From the very beginning of Android's (serious) days in the tablet realm, many have questioned whether it has the capacity to dominate the tablet market in a similar way it has consumed the smartphone realm. The prediction from RBC was that Android will not dominate the $70 billion tablet market until 2014.
The Motorola XOOM was the first serious Android tablet that could compete with Apple's ever-popular iPad. It was launched prematurely and was riddled with bugs and glitches; it also came with some non-functioning components like the LTE SIM slot (it ships without an LTE radio inside) and microSD card slot. The XOOM was also overpriced and was originally launched in one flavor, not giving buyers a choice in price point.
As updates come and the device inches towards its LTE upgrade, the road does not look to be getting any smoother for the XOOM. For instance, the Android 3.1 update that is spottily popping up on XOOMs all around brings, among many other features, movie rentals. However, the WiFi-only version will not get rentals right away. Go figure.
A Facebook status update from Motorola Canada also claims that our brothers and sisters up north will get SD card support “soon.” Unsurprisingly, there has not been any word on SD support for any other users. Even though the XOOM really isn't a bad device at all, I don't think Motorola could have botched this device and its launch any worse. Then again...

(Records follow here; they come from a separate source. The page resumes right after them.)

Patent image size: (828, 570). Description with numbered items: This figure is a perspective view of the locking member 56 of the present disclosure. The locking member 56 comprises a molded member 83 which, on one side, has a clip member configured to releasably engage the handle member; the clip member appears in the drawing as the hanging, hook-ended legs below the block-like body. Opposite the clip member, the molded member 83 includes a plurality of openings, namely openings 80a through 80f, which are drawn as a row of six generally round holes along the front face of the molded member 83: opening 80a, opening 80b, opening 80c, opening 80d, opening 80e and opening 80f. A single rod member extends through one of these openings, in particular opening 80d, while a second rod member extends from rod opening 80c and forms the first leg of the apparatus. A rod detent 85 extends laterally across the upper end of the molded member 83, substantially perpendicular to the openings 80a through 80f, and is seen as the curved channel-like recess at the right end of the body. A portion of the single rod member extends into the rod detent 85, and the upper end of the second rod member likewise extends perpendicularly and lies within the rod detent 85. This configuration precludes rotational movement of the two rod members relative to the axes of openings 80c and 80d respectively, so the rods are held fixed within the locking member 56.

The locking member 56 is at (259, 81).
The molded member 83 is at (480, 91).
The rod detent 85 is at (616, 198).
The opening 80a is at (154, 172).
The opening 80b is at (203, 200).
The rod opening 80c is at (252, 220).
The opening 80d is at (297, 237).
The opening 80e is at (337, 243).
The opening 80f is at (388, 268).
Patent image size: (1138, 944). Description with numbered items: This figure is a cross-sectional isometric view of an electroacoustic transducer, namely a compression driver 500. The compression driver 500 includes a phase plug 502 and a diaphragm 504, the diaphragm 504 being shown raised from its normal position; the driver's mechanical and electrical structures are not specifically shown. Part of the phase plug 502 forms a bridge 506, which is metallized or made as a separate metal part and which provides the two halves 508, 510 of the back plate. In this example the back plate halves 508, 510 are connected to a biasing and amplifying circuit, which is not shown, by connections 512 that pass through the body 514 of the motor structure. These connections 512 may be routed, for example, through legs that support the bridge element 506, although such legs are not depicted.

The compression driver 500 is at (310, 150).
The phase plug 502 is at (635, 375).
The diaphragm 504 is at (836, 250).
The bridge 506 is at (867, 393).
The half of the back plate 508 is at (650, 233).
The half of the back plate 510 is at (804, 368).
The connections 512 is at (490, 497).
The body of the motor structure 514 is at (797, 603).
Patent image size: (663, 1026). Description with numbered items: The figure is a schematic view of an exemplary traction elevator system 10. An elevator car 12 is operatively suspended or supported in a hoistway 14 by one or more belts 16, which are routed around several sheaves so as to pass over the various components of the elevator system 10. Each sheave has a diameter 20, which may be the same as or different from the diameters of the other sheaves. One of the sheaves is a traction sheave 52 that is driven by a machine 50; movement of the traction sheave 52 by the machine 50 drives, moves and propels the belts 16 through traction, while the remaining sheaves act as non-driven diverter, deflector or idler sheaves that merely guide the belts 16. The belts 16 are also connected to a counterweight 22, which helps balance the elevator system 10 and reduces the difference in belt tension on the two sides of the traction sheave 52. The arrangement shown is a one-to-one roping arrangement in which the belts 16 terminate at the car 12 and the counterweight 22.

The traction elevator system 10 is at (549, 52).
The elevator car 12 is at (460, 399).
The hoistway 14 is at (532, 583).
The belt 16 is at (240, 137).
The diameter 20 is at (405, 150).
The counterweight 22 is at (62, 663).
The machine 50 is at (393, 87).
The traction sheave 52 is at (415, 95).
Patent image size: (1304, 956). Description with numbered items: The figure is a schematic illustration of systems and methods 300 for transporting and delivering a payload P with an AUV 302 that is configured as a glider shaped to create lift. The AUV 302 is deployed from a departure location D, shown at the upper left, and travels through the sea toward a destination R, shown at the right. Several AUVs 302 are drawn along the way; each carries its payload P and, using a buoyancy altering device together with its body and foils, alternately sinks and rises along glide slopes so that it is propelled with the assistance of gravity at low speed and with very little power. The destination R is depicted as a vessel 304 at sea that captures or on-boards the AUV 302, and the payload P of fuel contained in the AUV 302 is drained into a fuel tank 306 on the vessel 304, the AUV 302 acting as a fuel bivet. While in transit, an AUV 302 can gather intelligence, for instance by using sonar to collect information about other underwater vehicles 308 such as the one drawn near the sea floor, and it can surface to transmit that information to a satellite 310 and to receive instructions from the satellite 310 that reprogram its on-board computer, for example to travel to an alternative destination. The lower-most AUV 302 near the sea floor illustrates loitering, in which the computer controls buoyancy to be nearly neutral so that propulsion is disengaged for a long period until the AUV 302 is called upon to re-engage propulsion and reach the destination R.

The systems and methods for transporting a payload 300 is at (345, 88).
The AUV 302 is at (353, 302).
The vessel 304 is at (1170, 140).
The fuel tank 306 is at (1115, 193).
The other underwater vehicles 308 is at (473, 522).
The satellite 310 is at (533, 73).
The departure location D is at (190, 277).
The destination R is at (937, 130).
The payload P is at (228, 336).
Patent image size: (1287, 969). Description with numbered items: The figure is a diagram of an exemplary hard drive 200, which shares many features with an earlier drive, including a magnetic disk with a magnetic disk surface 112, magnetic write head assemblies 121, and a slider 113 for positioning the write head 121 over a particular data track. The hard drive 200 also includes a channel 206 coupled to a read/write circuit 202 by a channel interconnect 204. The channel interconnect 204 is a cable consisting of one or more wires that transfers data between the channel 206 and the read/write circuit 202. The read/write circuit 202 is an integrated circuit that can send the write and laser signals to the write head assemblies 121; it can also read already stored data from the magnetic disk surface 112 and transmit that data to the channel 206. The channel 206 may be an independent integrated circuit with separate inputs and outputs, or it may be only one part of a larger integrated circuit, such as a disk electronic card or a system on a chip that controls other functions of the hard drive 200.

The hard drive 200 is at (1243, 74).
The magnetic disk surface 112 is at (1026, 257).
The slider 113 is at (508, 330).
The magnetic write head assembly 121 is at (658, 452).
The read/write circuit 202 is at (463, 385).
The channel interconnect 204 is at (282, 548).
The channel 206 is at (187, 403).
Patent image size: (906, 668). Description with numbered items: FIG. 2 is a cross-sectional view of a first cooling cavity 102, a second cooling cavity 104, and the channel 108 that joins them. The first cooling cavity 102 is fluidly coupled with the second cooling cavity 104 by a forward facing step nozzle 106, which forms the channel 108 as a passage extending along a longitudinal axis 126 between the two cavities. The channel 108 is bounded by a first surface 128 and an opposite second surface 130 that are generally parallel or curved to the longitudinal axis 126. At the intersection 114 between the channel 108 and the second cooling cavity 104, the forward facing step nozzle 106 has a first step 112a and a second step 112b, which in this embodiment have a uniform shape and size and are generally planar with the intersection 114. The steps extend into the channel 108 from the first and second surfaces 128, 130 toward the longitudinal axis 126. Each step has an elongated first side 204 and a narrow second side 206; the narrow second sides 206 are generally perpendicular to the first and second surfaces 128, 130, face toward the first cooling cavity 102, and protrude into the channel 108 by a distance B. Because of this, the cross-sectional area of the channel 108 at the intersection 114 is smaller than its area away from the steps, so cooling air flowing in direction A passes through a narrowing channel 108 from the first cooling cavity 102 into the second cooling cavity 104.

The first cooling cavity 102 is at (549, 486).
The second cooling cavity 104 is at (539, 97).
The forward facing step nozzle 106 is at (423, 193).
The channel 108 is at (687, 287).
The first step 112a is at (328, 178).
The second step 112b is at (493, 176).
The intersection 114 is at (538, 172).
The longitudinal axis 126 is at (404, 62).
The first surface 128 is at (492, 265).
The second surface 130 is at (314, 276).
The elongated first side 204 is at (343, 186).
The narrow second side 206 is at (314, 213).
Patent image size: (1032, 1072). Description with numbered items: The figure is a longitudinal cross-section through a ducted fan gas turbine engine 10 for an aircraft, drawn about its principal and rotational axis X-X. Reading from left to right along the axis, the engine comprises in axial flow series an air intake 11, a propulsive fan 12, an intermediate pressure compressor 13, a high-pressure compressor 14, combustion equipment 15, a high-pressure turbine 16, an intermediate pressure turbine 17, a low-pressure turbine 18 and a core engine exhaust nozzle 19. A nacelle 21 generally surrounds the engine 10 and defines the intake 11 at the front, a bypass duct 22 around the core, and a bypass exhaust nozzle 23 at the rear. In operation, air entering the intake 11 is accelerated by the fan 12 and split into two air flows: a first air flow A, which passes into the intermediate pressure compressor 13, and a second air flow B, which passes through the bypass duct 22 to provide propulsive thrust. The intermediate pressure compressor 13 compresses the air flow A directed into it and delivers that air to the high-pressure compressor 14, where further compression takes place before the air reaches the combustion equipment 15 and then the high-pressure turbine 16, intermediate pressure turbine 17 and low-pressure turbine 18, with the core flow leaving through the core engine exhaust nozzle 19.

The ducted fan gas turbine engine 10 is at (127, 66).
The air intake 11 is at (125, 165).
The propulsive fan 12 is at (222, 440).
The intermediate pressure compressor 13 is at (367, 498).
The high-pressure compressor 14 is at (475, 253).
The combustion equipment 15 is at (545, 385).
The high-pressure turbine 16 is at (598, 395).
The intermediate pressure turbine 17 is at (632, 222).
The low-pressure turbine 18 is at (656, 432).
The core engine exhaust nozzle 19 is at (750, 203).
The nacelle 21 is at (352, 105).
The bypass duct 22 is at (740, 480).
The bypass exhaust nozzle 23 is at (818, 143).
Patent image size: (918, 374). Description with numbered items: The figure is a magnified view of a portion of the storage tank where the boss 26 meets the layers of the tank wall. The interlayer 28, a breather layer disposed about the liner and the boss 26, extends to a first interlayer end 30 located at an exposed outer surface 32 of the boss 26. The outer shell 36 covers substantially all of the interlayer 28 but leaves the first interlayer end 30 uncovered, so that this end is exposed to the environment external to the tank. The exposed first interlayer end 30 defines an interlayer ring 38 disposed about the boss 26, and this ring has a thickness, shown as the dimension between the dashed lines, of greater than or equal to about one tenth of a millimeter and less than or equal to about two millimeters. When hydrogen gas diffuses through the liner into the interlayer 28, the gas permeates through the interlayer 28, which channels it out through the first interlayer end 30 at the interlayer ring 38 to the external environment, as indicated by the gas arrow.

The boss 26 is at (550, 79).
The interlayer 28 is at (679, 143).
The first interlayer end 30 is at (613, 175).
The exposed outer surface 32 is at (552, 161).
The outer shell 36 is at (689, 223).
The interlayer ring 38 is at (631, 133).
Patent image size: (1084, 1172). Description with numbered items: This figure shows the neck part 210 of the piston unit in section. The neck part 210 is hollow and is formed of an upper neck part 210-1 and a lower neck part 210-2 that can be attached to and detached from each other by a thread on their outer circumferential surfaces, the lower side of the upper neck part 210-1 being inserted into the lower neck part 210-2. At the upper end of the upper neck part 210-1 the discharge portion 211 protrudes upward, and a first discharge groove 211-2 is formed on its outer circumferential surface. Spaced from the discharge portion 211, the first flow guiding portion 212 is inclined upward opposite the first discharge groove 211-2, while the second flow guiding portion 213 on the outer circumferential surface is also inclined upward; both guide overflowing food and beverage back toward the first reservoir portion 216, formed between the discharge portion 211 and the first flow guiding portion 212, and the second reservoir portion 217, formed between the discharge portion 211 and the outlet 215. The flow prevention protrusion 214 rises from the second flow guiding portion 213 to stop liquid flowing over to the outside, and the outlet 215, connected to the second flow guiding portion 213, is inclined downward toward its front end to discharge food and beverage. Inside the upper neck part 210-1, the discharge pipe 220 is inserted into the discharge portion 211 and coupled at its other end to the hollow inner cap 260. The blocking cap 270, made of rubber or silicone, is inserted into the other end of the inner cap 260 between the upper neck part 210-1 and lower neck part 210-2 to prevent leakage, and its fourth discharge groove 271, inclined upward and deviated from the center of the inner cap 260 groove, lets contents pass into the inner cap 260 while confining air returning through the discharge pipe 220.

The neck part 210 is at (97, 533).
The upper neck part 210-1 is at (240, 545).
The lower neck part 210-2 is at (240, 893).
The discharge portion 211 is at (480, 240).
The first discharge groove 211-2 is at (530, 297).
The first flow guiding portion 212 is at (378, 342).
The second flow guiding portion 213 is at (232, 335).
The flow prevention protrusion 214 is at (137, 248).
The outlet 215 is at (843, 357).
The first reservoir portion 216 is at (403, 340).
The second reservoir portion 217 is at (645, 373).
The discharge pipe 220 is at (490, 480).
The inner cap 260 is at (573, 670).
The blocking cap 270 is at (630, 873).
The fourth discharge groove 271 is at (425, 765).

Basing RBC's estimate on Android's current sales performance and rocky start in the tablet space, it seems fairly accurate. It may even make 2014 sound like a far-fetched idea. But we're about to enter the summer months and a handful of manufacturers are putting the finishing touches on their own tablets, prepping them for retail shelves. I have a feeling that things are about to change.
Just last week at Google's I/O 2011 conference in San Fran, attendees were given a limited edition of Samsung's yet-to-be-officially-released Galaxy Tab 10.1. It comes with a mostly-stock version of Android (it has some TouchWiz UX components like the camera and keyboard). According to TechCrunch's Jason Kincaid (as I haven't had the pleasure of getting my hands on one yet), even though it and the XOOM are very similar in specifications, it is a much lighter and more user-friendly tablet. It feels more natural in the hand and is more pleasing to use.
That is only one opinion, but the general consensus seems to be that the 10.1 is one beauty of a tablet. From one end of the tech world to the other, all I have heard is good things and praises of Samsung's latest Tab. But that's not all. The ASUS Transformer has also received a lot of praise. It carries similar specifications as these other high-end tablets for a low price of $400, or $500 if you want the larger capacity. The HTC Flyer is just around the corner as well. It, too, has acquired quite a bit of recognition with its unique Scribe technology.
Tablets had an unmistakable presence at Google's conference – and every other conference, for that matter – this year. And ol' Goog will only begin to push the tablet-based platform harder as more manufacturers take to uncharted grounds.
Maybe I'm not seeing the big picture here. But what I am seeing is tablets in all shapes and sizes with a wide array of prices on the horizon – exactly what everyone asked for. I'm inclined to agree with Kincaid, who suggests we will see a surge of Android growth in the next month or so. That is, if people can look beyond the negative spin that was birthed with the launch of the XOOM.
What say you? Do any of the upcoming Android tablets pique your interests? Or is it the iPad, TouchPad, or PlayBook for you?